Israel 'Faces Largest-ever Cyberattack' After Alleged Attempt to Sabotage Iranian Nuclear Facility
Simmering tensions between sworn adversaries Iran and Israel jumped dramatically last week after an Israeli airstrike killed two Revolutionary Guard officers in Syria. Tehran vowed to retaliate, and launched a dozen Fateh ballistic missiles at a 'Mossad base' in Erbil, Iraq Sunday, killing three alleged Israeli operatives and injuring seven others.
The massive denial of service attack targeting Israeli government websites on Monday constituted "the largest-ever cyberattack" to be carried out against the state of Israel, a defence establishment source has told Haaretz.
The cyberattack, which began at around 6:15 pm Monday evening, continued until 7:30 pm and reached a bandwidth of 15-20 gigabytes, crashing websites across the gov.il domain, including the ministries of interior, health, welfare and justice. Prime Minister Naftali Bennett's website and the ministry of defence websites were also affected, with the communications ministry convening a meeting in the attacks' aftermath to assess the damage with emergency services.
"In the past few hours, a DDoS cyberattack against a communications provider was identified. As a result, access to a number of websites, among them government websites, was blocked for a short time. As of now, all of the websites are operational," Israel's National Cyber Directorate said in a tweet.

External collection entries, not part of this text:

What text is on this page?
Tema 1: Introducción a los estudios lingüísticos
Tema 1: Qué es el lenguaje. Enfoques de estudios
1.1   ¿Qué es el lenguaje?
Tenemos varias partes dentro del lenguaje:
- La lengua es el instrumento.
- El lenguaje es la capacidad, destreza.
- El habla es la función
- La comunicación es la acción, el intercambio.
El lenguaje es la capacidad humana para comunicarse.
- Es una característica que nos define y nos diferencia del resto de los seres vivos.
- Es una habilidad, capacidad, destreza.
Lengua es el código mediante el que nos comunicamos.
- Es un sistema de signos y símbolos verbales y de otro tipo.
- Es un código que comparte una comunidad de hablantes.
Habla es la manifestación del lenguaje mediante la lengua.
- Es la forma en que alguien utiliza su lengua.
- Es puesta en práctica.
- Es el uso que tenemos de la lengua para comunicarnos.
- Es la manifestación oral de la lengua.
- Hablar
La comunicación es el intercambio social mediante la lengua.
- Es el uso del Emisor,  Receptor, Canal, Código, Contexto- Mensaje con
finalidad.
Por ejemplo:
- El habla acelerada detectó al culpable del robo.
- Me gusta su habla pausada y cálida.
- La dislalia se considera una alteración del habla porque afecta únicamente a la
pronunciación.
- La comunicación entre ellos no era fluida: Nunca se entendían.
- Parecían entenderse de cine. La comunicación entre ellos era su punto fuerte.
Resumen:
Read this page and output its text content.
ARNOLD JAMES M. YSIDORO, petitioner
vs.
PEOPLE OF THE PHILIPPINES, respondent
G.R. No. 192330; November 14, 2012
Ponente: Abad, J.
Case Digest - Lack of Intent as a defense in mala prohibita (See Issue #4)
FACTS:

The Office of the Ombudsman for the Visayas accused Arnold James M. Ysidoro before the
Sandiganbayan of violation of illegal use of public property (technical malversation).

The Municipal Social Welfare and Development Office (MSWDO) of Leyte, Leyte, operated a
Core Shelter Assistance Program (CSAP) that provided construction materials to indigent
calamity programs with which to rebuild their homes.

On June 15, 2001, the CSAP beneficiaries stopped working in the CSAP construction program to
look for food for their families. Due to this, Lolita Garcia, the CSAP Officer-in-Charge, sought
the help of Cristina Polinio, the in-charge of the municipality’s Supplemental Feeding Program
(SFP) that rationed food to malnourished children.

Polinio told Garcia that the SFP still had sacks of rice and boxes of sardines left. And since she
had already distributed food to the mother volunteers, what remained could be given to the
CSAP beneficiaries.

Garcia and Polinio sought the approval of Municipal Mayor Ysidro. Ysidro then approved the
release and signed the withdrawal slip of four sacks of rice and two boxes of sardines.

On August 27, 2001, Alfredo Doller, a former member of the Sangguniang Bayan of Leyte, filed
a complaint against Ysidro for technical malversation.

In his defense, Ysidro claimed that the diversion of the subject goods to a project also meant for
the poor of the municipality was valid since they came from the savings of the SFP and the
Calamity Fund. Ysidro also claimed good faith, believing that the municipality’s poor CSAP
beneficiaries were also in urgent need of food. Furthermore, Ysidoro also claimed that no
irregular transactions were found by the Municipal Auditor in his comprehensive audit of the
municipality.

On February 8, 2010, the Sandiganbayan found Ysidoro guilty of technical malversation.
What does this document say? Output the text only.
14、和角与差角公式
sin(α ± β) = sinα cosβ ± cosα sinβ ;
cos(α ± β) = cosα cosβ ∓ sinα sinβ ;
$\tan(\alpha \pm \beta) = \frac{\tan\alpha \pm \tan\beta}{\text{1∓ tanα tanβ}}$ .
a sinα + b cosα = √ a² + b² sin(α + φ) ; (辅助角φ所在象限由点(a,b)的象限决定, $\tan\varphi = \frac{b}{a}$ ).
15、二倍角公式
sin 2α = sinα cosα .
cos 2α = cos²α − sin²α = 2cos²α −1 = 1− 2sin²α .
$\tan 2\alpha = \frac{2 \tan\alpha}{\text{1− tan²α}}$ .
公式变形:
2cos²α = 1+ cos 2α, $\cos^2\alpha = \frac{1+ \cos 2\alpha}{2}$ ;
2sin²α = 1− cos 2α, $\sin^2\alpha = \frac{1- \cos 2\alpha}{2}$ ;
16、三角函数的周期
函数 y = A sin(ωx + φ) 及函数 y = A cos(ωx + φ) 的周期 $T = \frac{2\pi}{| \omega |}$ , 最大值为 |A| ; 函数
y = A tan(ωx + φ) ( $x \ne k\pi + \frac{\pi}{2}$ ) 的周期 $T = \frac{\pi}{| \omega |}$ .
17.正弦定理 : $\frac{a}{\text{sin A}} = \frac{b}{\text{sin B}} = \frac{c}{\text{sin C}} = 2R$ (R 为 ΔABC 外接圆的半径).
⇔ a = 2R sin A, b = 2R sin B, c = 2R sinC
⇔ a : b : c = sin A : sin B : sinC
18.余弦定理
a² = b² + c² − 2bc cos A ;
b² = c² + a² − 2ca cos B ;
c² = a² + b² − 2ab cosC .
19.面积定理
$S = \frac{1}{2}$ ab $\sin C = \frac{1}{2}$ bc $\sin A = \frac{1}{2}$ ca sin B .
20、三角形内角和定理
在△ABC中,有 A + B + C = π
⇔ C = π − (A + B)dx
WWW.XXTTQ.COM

DDoS attacks (digital denial of service) work by overwhelming targets' servers with data requests until they are paralyzed and can no longer function.
The Jewish State's cyber authority declared a state of emergency over the shutdown to determine damage and check strategic infrastructure, including utilities companies. The country's telecoms companies were subsequently tasked with restoring service.
Haaretz' source said that the coordinated attacks were carried out by a state actor or other large organization.
The Jerusalem Post pointed out that the cyberattack took place immediately after an alleged attempt by Mossad to attack Iran's Fordow nuclear enrichment site. Rafael Franco, a senior former Israeli National Cyber Directorate deputy director, told the newspaper that an Iranian-affiliated group called Black Shadow was responsible for a separate cyberattack on Israel's diamond exchange over the weekend. Ram Levi, CEO of Israeli cybersecurity company Konfidas, said Monday's DDoS attack likely originated in Iran.
Iran's Islamic Revolutionary Guard Corps announced Monday night that they had prevented a sabotage attempt against Fordow, with IRGC intelligence said to have foiled the operation. Government sources speaking to Iranian media blamed Israel for the attempted sabotage, citing similar attempts in years' past. An IRGC-affiliated Twitter page reportedly claimed responsibility for Monday's DDoS attacks and boasted that "the Zionist regime will not forget tonight."
Israel and Iran have waged a years-long cyberwar, accusing one another of targeting websites, but also real-world infrastructure such as gas stations, ports and utilities. Last year, Iran accused Israel of "nuclear terrorism" in the wake of a sabotage attack against the Natanz nuclear plant. Also last year, Israeli media reported that Iran-affiliated hackers had infiltrated the servers of a major Israeli internet hosting company, causing widespread outages. Separately, Iran-linked hackers were accused of attacking the Israeli defence ministry, leaking files, operational maps, letters, correspondence and photos from ministry systems.